PET scans (Positron Emission Tomography) have offered a diagnostic leap forward.  In a brain PET scan, chemicals that bind to either amyloid or tau in the brain are labeled with a very tiny amount of radioactivity and then injected into a vein.  The subject’s head is then scanned in a machine a little like a CT scanner that detects the radiation given off by the injected chemical after it has bound to its target in the brain.  The scanner and a computer then construct an image showing the location of amyloid or tau in the brain. Areas with high amounts of amyloid (or tau in a tau-PET scan) will show up as yellow, orange or red with red representing the greatest concentration. For example, this amyloid PET scan of two horizontal slices through my brain in 2015, a time when I my cognitive tests were still normal, shows a moderate amount of amyloid in my prefrontal cortex, a part of the brain involved with executive functions such as making plans, as well as in the piriform cortex and medial orbitofrontal cortex, both centers for processing olfactory information. This seemed to be a pretty cool correlation at the time between specific changes in my brain and my nearly 10 years of progressive olfactory impairment.

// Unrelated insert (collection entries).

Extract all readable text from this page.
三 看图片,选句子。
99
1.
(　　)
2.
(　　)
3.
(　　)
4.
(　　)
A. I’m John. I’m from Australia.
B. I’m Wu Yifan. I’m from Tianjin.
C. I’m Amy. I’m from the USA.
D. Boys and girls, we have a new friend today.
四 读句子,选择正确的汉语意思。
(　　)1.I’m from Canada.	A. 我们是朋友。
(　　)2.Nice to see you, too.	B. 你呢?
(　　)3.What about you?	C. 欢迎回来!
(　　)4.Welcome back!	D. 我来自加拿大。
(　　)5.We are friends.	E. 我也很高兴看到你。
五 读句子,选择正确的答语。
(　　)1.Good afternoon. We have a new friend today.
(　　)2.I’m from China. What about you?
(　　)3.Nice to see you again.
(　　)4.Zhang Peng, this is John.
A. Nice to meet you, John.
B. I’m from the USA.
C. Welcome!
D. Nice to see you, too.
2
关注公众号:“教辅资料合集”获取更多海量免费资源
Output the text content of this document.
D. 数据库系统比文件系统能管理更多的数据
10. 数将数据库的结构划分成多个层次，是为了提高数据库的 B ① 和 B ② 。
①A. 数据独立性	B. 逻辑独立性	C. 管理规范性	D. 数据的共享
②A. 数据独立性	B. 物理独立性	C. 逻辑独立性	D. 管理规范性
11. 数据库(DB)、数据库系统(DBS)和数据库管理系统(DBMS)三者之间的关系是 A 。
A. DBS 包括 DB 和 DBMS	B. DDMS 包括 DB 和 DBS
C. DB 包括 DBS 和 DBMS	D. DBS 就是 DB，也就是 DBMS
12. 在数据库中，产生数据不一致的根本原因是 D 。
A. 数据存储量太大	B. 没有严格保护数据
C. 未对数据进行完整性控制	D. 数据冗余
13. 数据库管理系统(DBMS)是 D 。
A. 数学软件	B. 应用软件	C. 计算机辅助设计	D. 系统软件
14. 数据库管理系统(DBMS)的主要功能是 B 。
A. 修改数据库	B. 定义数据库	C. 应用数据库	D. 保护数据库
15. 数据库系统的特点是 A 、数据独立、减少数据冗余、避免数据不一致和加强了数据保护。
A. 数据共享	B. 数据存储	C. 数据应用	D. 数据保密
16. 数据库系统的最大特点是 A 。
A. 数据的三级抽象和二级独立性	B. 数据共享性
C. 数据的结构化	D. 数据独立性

Amyloid PET scan courtesy of Dr. Gil Rabinovici, UCSF Memory and Aging Center

Amyloid and tau PET scans are now FDA approved for clinical use, but they are very expensive and not always covered by insurance. There is no controversy about their use in research studies to confirm that subjects for a drug trial do indeed have Alzheimer’s disease.  But there is a lot of controversy about using these scans clinically, especially in people who have no symptoms yet of dementia.  This is an evolving discussion that I will return to in later posts.